Except Victor, Billy knew, Carmen always telling him that her younger brother back then was her only friend in the world, “like two nerds in a pod,” she called them.

 

“. . . and leave all those she loved in order to be with a man who walked out on her and her family so early in her childhood that she had no memory of what he even looked like?”

 

“There were other things going on,” Carmen said. “I told you that, too.”

 

“Yes, you did, but I think maybe the time has come to finally start exploring a few of those ‘other things.’”

 

The room descended into a tense silence, Billy avoiding his wife’s eyes, hoping that she would finally say something, anything, about what he had come to regard as the Flight to Atlanta.

 

“Would you feel more comfortable if your husband left the room?”

 

Carmen shrugged.

 

And so they all sat there, listening to the squeal of gurneys out in the hall for a full minute or more, until Carmen finally opened her mouth.

 

“I don’t like the Cymbalta you have me on.

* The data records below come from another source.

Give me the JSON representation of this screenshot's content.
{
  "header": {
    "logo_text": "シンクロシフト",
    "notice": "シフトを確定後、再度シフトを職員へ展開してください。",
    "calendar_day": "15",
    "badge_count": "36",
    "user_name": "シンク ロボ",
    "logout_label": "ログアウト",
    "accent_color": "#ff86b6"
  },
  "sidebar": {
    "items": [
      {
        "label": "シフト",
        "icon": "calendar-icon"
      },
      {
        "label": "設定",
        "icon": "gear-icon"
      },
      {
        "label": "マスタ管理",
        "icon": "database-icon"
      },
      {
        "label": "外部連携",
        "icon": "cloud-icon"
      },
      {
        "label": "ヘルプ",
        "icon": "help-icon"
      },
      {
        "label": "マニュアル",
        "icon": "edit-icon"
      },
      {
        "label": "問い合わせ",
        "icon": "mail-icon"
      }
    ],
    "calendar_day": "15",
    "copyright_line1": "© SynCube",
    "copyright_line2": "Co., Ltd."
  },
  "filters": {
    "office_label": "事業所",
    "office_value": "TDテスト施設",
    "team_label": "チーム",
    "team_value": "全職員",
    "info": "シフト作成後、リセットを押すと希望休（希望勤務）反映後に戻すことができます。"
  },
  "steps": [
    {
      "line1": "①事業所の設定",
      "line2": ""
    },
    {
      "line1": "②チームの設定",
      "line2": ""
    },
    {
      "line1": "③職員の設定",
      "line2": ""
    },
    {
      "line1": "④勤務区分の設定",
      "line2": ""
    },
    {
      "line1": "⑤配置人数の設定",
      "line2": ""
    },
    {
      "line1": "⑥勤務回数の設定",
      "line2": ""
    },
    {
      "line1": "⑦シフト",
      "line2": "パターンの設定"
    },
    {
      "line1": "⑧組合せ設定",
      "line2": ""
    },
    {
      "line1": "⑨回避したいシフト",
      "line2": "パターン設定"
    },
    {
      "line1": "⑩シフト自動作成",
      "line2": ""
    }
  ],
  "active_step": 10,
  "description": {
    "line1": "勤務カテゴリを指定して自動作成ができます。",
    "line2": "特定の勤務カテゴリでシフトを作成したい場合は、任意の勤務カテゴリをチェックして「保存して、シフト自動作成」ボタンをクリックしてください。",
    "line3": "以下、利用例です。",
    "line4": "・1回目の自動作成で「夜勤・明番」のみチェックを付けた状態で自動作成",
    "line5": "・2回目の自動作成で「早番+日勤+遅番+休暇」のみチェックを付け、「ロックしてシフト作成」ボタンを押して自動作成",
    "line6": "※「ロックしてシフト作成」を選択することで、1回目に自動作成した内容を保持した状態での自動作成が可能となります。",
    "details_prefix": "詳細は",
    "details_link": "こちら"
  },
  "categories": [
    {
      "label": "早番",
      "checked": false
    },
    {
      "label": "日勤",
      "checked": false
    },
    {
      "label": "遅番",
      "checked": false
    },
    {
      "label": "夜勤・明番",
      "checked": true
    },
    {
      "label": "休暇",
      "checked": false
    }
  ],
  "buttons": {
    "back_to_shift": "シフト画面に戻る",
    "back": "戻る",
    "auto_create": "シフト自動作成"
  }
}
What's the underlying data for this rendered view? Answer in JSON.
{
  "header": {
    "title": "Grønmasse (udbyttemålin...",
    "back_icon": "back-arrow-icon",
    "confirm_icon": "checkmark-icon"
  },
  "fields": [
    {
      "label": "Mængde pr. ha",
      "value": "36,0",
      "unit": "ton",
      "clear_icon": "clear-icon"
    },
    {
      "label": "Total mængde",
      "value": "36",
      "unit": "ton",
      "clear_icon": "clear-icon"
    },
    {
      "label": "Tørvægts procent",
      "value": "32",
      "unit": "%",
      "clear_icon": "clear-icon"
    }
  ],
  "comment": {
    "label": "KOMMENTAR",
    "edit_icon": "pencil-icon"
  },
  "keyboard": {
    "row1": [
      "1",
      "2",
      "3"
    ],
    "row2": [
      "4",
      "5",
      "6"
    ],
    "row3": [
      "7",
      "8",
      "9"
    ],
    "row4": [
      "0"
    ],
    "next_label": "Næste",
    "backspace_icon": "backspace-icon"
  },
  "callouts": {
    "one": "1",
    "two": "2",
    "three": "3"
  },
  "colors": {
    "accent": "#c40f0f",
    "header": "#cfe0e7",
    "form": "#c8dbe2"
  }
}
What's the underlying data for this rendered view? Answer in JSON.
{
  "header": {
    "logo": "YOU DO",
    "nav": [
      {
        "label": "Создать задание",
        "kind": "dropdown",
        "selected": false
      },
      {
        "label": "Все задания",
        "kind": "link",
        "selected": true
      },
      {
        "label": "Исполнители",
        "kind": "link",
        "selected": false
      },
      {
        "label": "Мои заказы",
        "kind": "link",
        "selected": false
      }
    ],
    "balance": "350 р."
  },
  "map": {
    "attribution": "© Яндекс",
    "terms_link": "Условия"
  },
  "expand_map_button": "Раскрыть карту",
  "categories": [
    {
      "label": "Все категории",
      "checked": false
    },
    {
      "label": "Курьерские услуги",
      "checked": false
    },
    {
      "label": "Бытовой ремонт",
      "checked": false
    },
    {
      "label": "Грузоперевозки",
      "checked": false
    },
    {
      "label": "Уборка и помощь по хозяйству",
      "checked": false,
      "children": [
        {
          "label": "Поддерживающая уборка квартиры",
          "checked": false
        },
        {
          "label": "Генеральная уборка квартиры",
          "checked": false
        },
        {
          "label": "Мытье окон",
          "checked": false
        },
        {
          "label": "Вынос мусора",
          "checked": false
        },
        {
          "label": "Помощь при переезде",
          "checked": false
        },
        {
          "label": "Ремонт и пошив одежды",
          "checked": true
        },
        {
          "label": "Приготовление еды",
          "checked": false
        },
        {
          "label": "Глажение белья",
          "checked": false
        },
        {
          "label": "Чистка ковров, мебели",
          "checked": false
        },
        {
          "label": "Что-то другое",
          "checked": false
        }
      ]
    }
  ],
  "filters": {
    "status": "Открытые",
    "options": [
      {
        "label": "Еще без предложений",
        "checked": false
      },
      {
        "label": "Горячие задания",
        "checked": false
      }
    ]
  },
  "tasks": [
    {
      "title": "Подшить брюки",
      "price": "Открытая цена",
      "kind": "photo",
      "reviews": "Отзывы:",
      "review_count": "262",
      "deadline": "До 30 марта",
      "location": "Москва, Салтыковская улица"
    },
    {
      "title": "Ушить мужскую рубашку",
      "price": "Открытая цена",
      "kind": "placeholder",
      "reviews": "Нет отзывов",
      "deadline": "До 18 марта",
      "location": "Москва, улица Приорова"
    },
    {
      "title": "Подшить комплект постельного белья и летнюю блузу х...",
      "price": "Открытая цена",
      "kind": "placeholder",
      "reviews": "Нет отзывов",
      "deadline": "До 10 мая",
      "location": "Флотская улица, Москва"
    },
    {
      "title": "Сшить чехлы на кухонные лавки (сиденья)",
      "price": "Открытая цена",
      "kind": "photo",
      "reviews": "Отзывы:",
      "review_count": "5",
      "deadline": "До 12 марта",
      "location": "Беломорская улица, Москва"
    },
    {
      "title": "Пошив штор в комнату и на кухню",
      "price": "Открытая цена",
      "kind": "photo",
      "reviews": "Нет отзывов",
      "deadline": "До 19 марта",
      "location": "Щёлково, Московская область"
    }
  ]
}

It makes me too manic, plus I think it stops me from having orgasms.”

 

“Jesus, Carmen.” Billy blushed, not so much embarrassed for himself as pained for his wife.

 

Afterward, as they walked to the St. Ann’s parking lot in silence, each to their own car, Billy remembered asking Carmen once why she hadn’t spoken to her therapist about a serious issue involving their kids. Her answer—“Because that’s personal”—had made him laugh so hard his eyes filled with tears.